В окна пыльными золотисто-голубоватыми снопами лилось солнце, пахло табачным дымом, между скамейками ходили пассажиры, за окном звучно, бодро гудели поезда. Ленька сладко потянулся и вышел на перрон. Молодой сон крепок и освежающ; хоть и немного отдохнул Ленька, но чувствовал себя так, словно за спиной совсем не было тяжелой, беспокой" ной ночи. Только отнятых денег было жалко.

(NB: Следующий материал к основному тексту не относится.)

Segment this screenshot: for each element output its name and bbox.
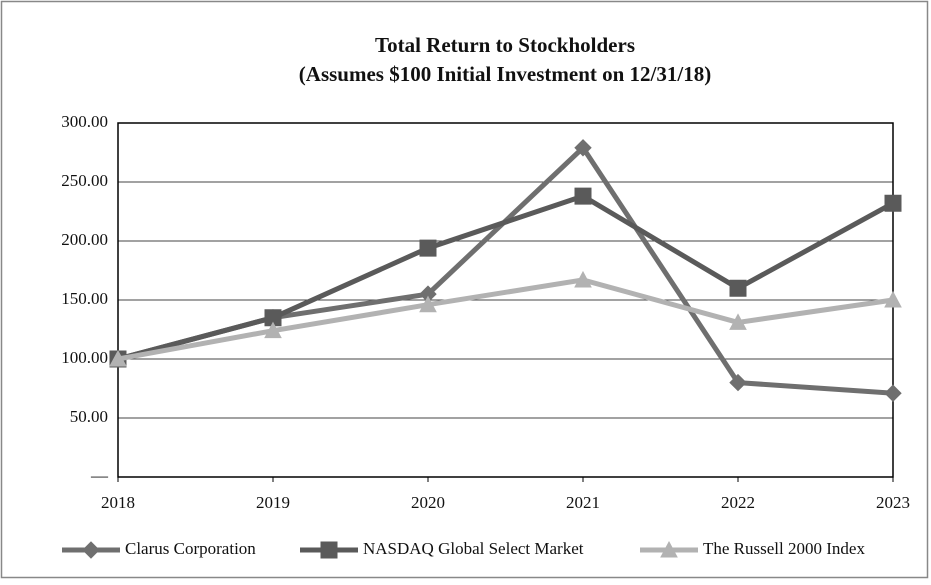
data-point (419, 295, 437, 313)
legend-label: NASDAQ Global Select Market (363, 539, 584, 558)
x-tick-label: 2021 (566, 493, 600, 512)
data-point (729, 373, 747, 392)
y-tick-label: — (90, 466, 109, 485)
x-tick-label: 2020 (411, 493, 445, 512)
data-point (264, 309, 282, 327)
data-point (264, 321, 282, 339)
y-tick-label: 200.00 (61, 230, 108, 249)
data-point (729, 279, 747, 297)
x-tick-label: 2022 (721, 493, 755, 512)
legend-label: Clarus Corporation (125, 539, 256, 558)
data-point (574, 139, 592, 157)
data-point (574, 270, 592, 288)
legend-marker (320, 541, 338, 559)
series-line (117, 277, 894, 362)
data-point (729, 313, 747, 330)
data-point (109, 349, 127, 367)
chart-subtitle: (Assumes $100 Initial Investment on 12/3… (299, 62, 711, 86)
data-point (884, 384, 902, 402)
data-point (574, 187, 592, 205)
legend-label: The Russell 2000 Index (703, 539, 865, 558)
chart-title: Total Return to Stockholders (375, 33, 635, 57)
y-tick-label: 300.00 (61, 112, 108, 131)
x-tick-label: 2023 (876, 493, 910, 512)
legend-marker (660, 540, 678, 558)
x-tick-label: 2019 (256, 493, 290, 512)
data-point (884, 194, 902, 212)
y-tick-label: 250.00 (61, 171, 108, 190)
x-tick-label: 2018 (101, 493, 135, 512)
legend-marker (82, 541, 100, 559)
y-tick-label: 50.00 (70, 407, 108, 426)
y-tick-label: 150.00 (61, 289, 108, 308)
y-tick-label: 100.00 (61, 348, 108, 367)
data-point (419, 239, 437, 257)
data-point (884, 290, 902, 308)
series-line (117, 193, 895, 362)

Оставаться на этой проклятой станции нельзя, пропадешь. Чего бы ни стоило, а надо ехать дальше. Пора продать материн полушалок. Конечно, горько с ним расставаться, да разве не для этого брал он его из дома? На вырученные деньги Ленька купит билет на один пролет, как собирался сделать еще в Нахичевани-Ростовской, заберется в пассажирский вагон, а там спрячется под лавку и постарается проехать возможно больше. Иначе ему век не добраться до Москвы. Ну, а остаток денег пойдет на хлеб.
По дороге, ведущей через пустырь, Ленька отправился в поселок.
Роса еще не обсохла, и прибитая пыль казалась зернистой. В тени трава густо блестела тусклыми, ртутными каплями. Теплые солнечные лучи щекотали шею Леньки, щеки, заставляли щуриться. Пролетела красная божья коровка. Ой, какой мир большой, сколько в нем свету, блеску! Звонили в церкви, бабы доставали из колодцев воду, у плетней, в отросшей лебеде, дрались маленькие петушки.
На подходе к базару Ленька нашел увесистую гайку, спрятал в карман – «на счастье». Вскоре ему стали попадаться разбитные мужчины, одетые с дешевым щегольством, женщины, как бы бесцельно прогуливающиеся по дороге; все они зорко обшаривали его глазами, словно желая разглядеть, не несет ли он чего? Затем равнодушно отворачивались, встречали следующих пешеходов. «Мануфактуры нету? Могу по дешевке устроить хром на сапоги». Коротко подстриженная развязная бабенка в накинутом на плечи шелковом платочке негромко, пытливо спросила Леньку:
– Продаешь чего, милок?
Ленька не вынимал из-за пазухи полушалок. Он покраснел, нерешительно замялся. Он еще в Ростове слышал, да и видел сам, что перед базаром всегда шныряют перекупщики. Они налетают на людей, выносящих продавать свои вещи, суют им полцены, а потом тут же, на толкучем рынке, перепродают втридорога.
– Может… нашел что… в каком чемодане? – подмигнула Леньке развязная бабенка. – Не бойся, отойдем в сторонку, я погляжу.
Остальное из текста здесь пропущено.